谢泓衣道:“前辈也有心愿未了?”
灯衫青客道:“谢缑衣驾鹤多年,香火断绝。若是长留死绝,也就罢了,你还活着,为什么不供奉他?”
他语气咄咄,有如逼问。
原来是为了长留的香火供奉。
谢泓衣不动声色道:“理应如此。可先祖的灵宫,都埋在了冰下,随意塑像供奉,怕会化作尸位神。”
灯衫青客忽而停在灯盏上,敛起双翅。
殿内的影蜮虫仿佛受他神念所激,急促地明暗变幻起来。
谢泓衣目光一闪,对方虽是炼影术主人,但气质阴冷,带着是敌非友的阴云。
但至少此刻,对方的意图,是同他一致的。
与虎谋皮的事情,他做得多了。
灯衫青客放缓了声音:“既然有你供奉,如何会成尸位神?梦灵官之术,本就是为他——你修习得如何了?”
谢泓衣道:“晚辈愚钝,不过炼化了一城。”
“难怪吵得我耳疼。炼影术本能操控万物,影游城是你的宫阙,城中人皆是你的仆从。可现在,城中的人呢?还不收作你的影从?”灯衫青客连声冷笑道,“倒使我的法门成了庸法。好在你方才的决意,还算有救。”
这话说得毫不客气,却正揭破了谢泓衣心中晦暗。
影游城的人间烟火气,让他有意无意地放慢了炼化的进程。城中大多数人,都是不够彻底的影傀儡。
长留之后,他已不需要任何软肋了。否则,到了决战之日,当年的惨祸只会再一次重演。
飞蛾挥动乌纱般的双翅,在盏中起舞。
殿中便横扫过许多朦胧变幻的黑影,天旋地转。一道男子的影子,映在壁上,峨冠博带,身披丈把长的黑纱,便如狂野狂客一般,高歌起舞。
“我今频频梦灵官……梦魂何时归帝所?”
这句话谢泓衣曾从他口中听过无数遍,声声泣血,与其说是炼影术的法门,不如说是某种深入骨血的执念。
谢泓衣心中狂跳,炼影术的心法再度灌注而入。
“正月十五,我要你举行灯影法会,举城化影……炼影术大成之日,长留帝所将于地底重现!”
谢泓衣身形一震,再次睁目时,已重回汤池中。
他手中还握着一卷帛书,正是灯影法会的典仪,少年时种种,涌上心头。
灯影法会……
昔年在长留,有借灯留影一说。
风灵根轻灵飘忽,人情便也淡薄,少有真情流露的时候。
影子反倒成了传情的媒介了。二人并肩时,以微风拨转灯笼,足下影子挨挨碰碰,便有无声缠绵之意。
久而久之,灯影法会就成了长留第一等的盛事。
每年正月十五,举国供灯,还有蜃壳磨成的半透明灯车,做成鱼龙形状,浮游在半空中。
素纱飘摇,化作鱼鳍,载着素衣天观的弟子出来巡游。观主会坐一架形如蛎镜的首车,为城中久病重疾之人抚顶,灯下发愿,极有灵效。

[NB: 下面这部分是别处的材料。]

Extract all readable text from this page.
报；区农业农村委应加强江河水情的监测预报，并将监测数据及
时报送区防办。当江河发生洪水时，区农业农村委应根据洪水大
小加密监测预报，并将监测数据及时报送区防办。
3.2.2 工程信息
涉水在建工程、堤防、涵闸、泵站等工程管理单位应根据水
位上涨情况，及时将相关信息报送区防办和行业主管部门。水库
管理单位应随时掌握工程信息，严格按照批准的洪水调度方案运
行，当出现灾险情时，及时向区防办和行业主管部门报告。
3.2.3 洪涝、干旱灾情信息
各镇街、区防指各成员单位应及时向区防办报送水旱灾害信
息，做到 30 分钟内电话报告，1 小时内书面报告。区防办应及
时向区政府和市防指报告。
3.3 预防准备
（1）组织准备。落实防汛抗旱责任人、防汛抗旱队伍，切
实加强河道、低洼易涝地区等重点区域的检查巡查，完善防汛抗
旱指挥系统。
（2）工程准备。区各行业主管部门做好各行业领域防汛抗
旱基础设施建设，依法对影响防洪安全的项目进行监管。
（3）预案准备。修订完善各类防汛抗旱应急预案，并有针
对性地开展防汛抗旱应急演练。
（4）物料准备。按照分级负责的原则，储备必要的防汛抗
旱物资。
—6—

后来观主飞升将近,于凡尘之事懒怠了,谢霓便坐了首车。
他向来只在素衣天观和长留宫间往来,深居简出,头一回坐蜃壳灯时,十余岁的少年谢霓风盈衫袖,一幅晶莹侧影,引得满城轰动,人们远远向他行礼,但灯车下却聚满了张望的影子。
也唯有在灯影法会前后,长留会邀些外来修者入境。
来自慈土悲玄境的高僧开坛讲经,桫椤影纷纷飘舞,作目连救母的戏码。
天夷舞者则身披金帛,遍身环铃,跟着车队跳着蛮舞,是长留难得一见的热烈景致。
连那些倡优百戏之人,引蛇耍猴之辈,也在巷子里提着风灯,作些影子戏,引得小儿张望。
羲和是从不在受邀之列的,火灵根一折腾起来,灯笼火烧红满城,便是祸事了。
单烽来的那一年是唯一的例外。
为了替即将降世的弟弟祈福,那一年的灯影法会提前了。
他素纱障眼,自翠幕云屏而下,等着日暮时入灯车。当时长留已笼罩在不详的阴云下,仓促提前的灯影法会,虽乍看热闹,隐隐透出山雨欲来的凄凉来。
“恶虹降世,终有一劫啊……”
灯车凌空而过时,他不止一次听到这句话。
那个日子终于到了。不久之后,父王遇刺,属于长留的那一场劫难滚滚而至。
长留冰封二十年,他一度被烈焰灼伤,差点就忘记了,那曾是个灯辉摇摇的地方。
受他执念驱使,这一座影游城,不论风俗还是人情,都在渐渐和昔年长留重合。
谢泓衣出浴披衣,正要将灯影法会的种种事宜交代下去,脑中却一阵眩晕,熟悉的虚弱感飞快蔓延。
啪!
他的身形凭空消失,一袭蓝衣坠在地上,中央隆起了一小团。
隔了片刻,蓝衣微一抖擞,钻出一只巴掌大的雪兔来。
清肠稻那一点儿微末效力,只撑了这一会儿,便耗尽了。
雪兔茫然地环顾四周,忽而警惕地竖起双耳,捕捉到了汤泉殿外的脚步声。
刻意放轻了,却也逃不过雪兔的直觉。一想到犼兽滚烫的舌头,粗暴的舔舐,淌了它一身的涎水……一时间连背上的绒毛都倒竖了起来。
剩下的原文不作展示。